Pilot boat coxswain Allen Stevens is retiring from the Falmouth Pilotage Service on Friday after 20 years working on the port’s pilot boats.
Allen said: “I will miss the work. It has been more a way of life rather than a job.”
Born in Mawnan Smith, 65-year-old Allen went to Penryn School before joining the Admiralty Research Establishment (ARE) at Helston, as an apprentice. The ARE was a small, specialised research and trials unit carrying out sensitive and often secret work for the Ministry of Defence.
Its main task was to provide research and development support of air launched underwater weapons to project authorities within the Ministry of Defence. Weapons were tested on the Falmouth range between Nare Point and Porthkerris Point with pinnaces from the RAF 1102 Marine Craft Unit acting a retrieval boats.
A large amount of work was carried out on torpedo technology.
Allen’s work with the MoD took him to the missile range at Aberporth in Wales, to Scotland and Barrow-in-Furness.

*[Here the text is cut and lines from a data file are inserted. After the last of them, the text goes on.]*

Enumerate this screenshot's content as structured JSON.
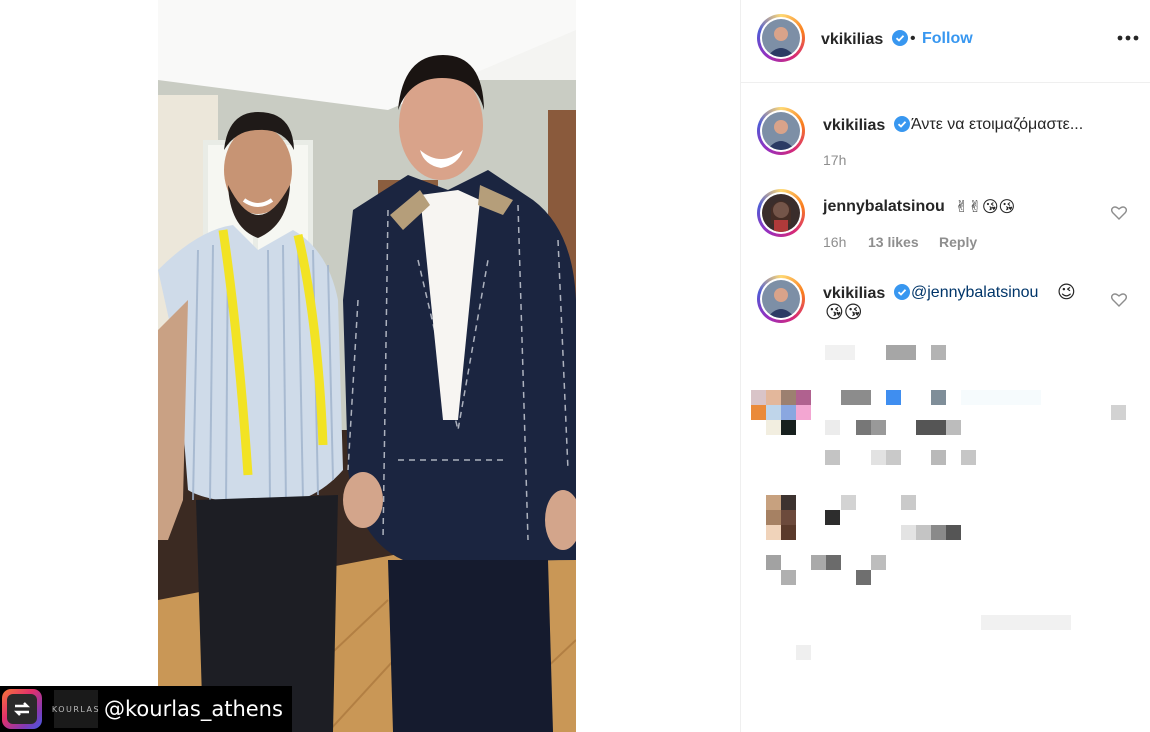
{
  "post_header": {
    "username": "vkikilias",
    "separator": "•",
    "follow_label": "Follow",
    "more_icon": "more-horizontal-icon"
  },
  "caption": {
    "username": "vkikilias",
    "text": "Άντε να ετοιμαζόμαστε...",
    "time": "17h"
  },
  "comments": [
    {
      "username": "jennybalatsinou",
      "text": "✌✌😘😘",
      "time": "16h",
      "likes": "13 likes",
      "reply_label": "Reply"
    },
    {
      "username": "vkikilias",
      "mention": "@jennybalatsinou",
      "emoji_line1": "😉",
      "emoji_line2": "😘😘"
    }
  ],
  "media": {
    "repost_handle": "@kourlas_athens",
    "repost_logo_text": "KOURLAS"
  },
  "colors": {
    "link_blue": "#3897f0",
    "verified_blue": "#3897f0",
    "text_primary": "#262626",
    "text_secondary": "#8e8e8e"
  }
}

Following government defence cuts which closed his unit in 1993, Allen worked for himself for two years before joining Falmouth Pilotage Service in 1995.
In February 1996, in gale force conditions, Allen and his fellow coxswain Nigel Pascoe succeeded in getting pilot Gordon Kent onto the bulk carrier Hope, which was dragging anchor and in danger of going ashore in front of the Falmouth Hotel.
Allen and Nigel were awarded a framed letter of thanks from the Marine Society Thomas Gray Memorial Trust for their valiant efforts and seamanship. Gordon was awarded a silver medal for his outstanding seamanship.
Allen is a consummate professional, an extremely talented engineer and a highly experienced boat handler.
Around the port of Falmouth everyone who knows him holds him in very high regard.
He and his wife Trudy, who live in Mawnan Smith, have a son Ross, a director of Fugro Engineers B V, based in The Hague, and a daughter Catherine who is a teaching assistant.